Same pattern. A syndicate pool created on a mining stock, sold heavily to the public up to 47. Gold group was strong. But Guiana began sagging 10 points. Livermore:

  • Tested with a small sell → price dropped, taken in driblets
  • Sold more → price continued lower
  • Covered before news arrived confirming the property was striking barren rock

The pool had done something structurally self-defeating: sold 250k shares to their own banking partners at 36, then distributed ~400k shares to the public up to 47. Once distribution was complete, the only remaining holders were outsiders who would sell to other outsiders — no floor.

Why Groups Move Together

All stocks in an industry share general conditions: commodity prices, interest rates, regulation, consumer demand. A management team in an industry knows its own fortunes and those of its major competitors. If prospects are genuinely good, insiders throughout the group will be buyers. The group thus tends to move together when real economic forces drive it — and when a member diverges from the group, the most probable explanation is that it faces a specific problem rather than enjoying a specific edge.

What "Inside Buying" Means

Livermore's proxy for insider conviction was simply: are they buying their own stock on weakness in a bull market? If not, their market plans do not include a further rise — and without insider support, there is no pool floor, no demand for large blocks, and any bad news will find the stock with no cushion.

The absence of insider buying is more actionable than the presence of bad news. News explains past behavior. Insider absence predicts future behavior.

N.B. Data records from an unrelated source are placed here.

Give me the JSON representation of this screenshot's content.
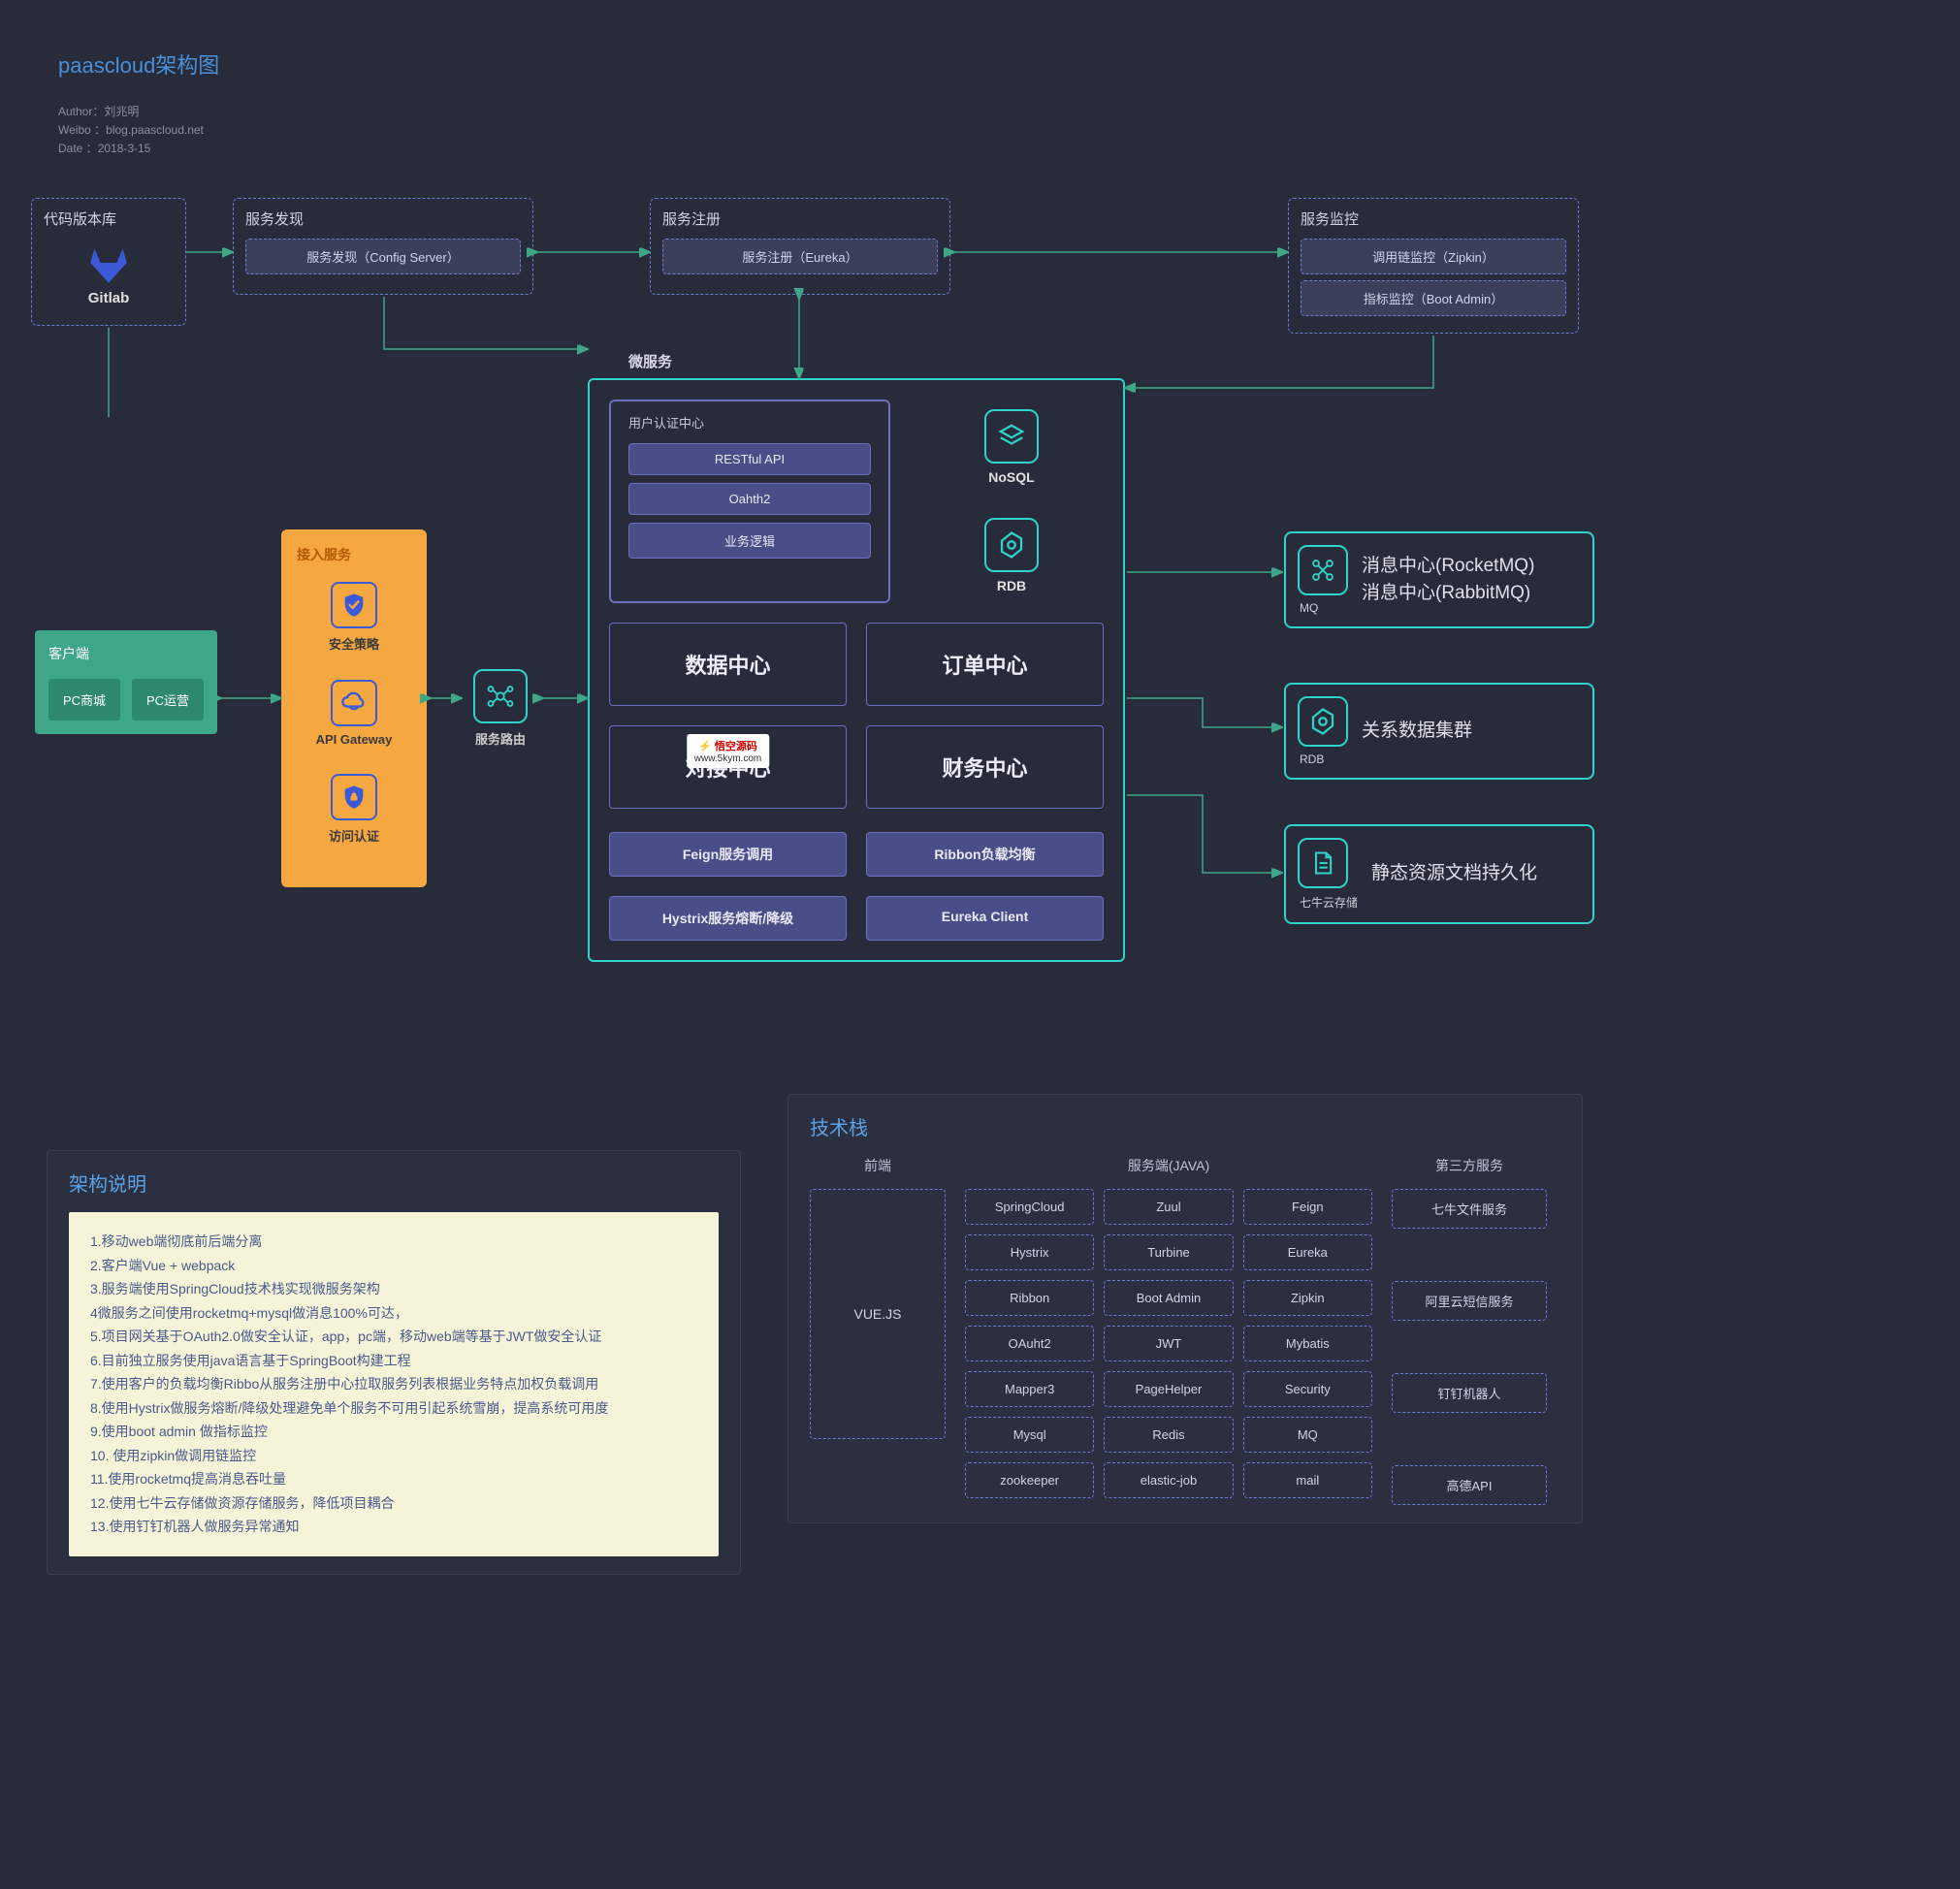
{
  "colors": {
    "bg": "#272b3a",
    "title": "#4a90d9",
    "dash_border": "#6b7bd6",
    "chip_bg": "#3b3f5a",
    "btn_bg": "#4a4e88",
    "teal": "#2fd3c8",
    "green_line": "#3fa787",
    "client_bg": "#3ea789",
    "client_cell": "#2d8a6f",
    "access_bg": "#f5a742",
    "access_icon": "#3b5bd6",
    "panel_bg": "#2b2f40",
    "desc_bg": "#f5f3d8",
    "desc_text": "#4a5a8a"
  },
  "header": {
    "title": "paascloud架构图",
    "author_label": "Author：",
    "author": "刘兆明",
    "weibo_label": "Weibo ：",
    "weibo": "blog.paascloud.net",
    "date_label": "Date    ：",
    "date": "2018-3-15"
  },
  "gitlab": {
    "title": "代码版本库",
    "label": "Gitlab"
  },
  "discovery": {
    "title": "服务发现",
    "label": "服务发现（Config Server）"
  },
  "registry": {
    "title": "服务注册",
    "label": "服务注册（Eureka）"
  },
  "monitor": {
    "title": "服务监控",
    "items": [
      "调用链监控（Zipkin）",
      "指标监控（Boot Admin）"
    ]
  },
  "client": {
    "title": "客户端",
    "items": [
      "PC商城",
      "PC运营"
    ]
  },
  "access": {
    "title": "接入服务",
    "items": [
      {
        "label": "安全策略",
        "icon": "shield-check"
      },
      {
        "label": "API Gateway",
        "icon": "cloud-route"
      },
      {
        "label": "访问认证",
        "icon": "shield-lock"
      }
    ]
  },
  "route": {
    "label": "服务路由",
    "icon": "network"
  },
  "micro": {
    "title": "微服务",
    "auth": {
      "title": "用户认证中心",
      "items": [
        "RESTful API",
        "Oahth2",
        "业务逻辑"
      ]
    },
    "dbs": [
      {
        "label": "NoSQL",
        "icon": "layers"
      },
      {
        "label": "RDB",
        "icon": "hex-db"
      }
    ],
    "centers": [
      "数据中心",
      "订单中心",
      "对接中心",
      "财务中心"
    ],
    "svc": [
      "Feign服务调用",
      "Ribbon负载均衡",
      "Hystrix服务熔断/降级",
      "Eureka Client"
    ]
  },
  "watermark": {
    "main": "悟空源码",
    "sub": "www.5kym.com"
  },
  "sides": [
    {
      "icon": "mq",
      "under": "MQ",
      "lines": [
        "消息中心(RocketMQ)",
        "消息中心(RabbitMQ)"
      ]
    },
    {
      "icon": "hex-db",
      "under": "RDB",
      "lines": [
        "关系数据集群"
      ]
    },
    {
      "icon": "doc",
      "under": "七牛云存储",
      "lines": [
        "静态资源文档持久化"
      ]
    }
  ],
  "desc": {
    "title": "架构说明",
    "lines": [
      "1.移动web端彻底前后端分离",
      "2.客户端Vue + webpack",
      "3.服务端使用SpringCloud技术栈实现微服务架构",
      "4微服务之间使用rocketmq+mysql做消息100%可达，",
      "5.项目网关基于OAuth2.0做安全认证，app，pc端，移动web端等基于JWT做安全认证",
      "6.目前独立服务使用java语言基于SpringBoot构建工程",
      "7.使用客户的负载均衡Ribbo从服务注册中心拉取服务列表根据业务特点加权负载调用",
      "8.使用Hystrix做服务熔断/降级处理避免单个服务不可用引起系统雪崩，提高系统可用度",
      "9.使用boot admin 做指标监控",
      "10. 使用zipkin做调用链监控",
      "11.使用rocketmq提高消息吞吐量",
      "12.使用七牛云存储做资源存储服务，降低项目耦合",
      "13.使用钉钉机器人做服务异常通知"
    ]
  },
  "stack": {
    "title": "技术栈",
    "front": {
      "title": "前端",
      "item": "VUE.JS"
    },
    "server": {
      "title": "服务端(JAVA)",
      "rows": [
        [
          "SpringCloud",
          "Zuul",
          "Feign"
        ],
        [
          "Hystrix",
          "Turbine",
          "Eureka"
        ],
        [
          "Ribbon",
          "Boot Admin",
          "Zipkin"
        ],
        [
          "OAuht2",
          "JWT",
          "Mybatis"
        ],
        [
          "Mapper3",
          "PageHelper",
          "Security"
        ],
        [
          "Mysql",
          "Redis",
          "MQ"
        ],
        [
          "zookeeper",
          "elastic-job",
          "mail"
        ]
      ]
    },
    "third": {
      "title": "第三方服务",
      "items": [
        "七牛文件服务",
        "阿里云短信服务",
        "钉钉机器人",
        "高德API"
      ]
    }
  }
}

Relationship to Pool Operations

The group-behaviourism signal is strongest when a pool has recently completed distribution. Once the pool has sold its position, it has no incentive to hold prices up. Livermore understood that when public ownership of a stock exceeded the pool's remaining interest, the stock's float consisted of outsiders selling to outsiders — a structurally weak situation. See market-manipulation for pool mechanics.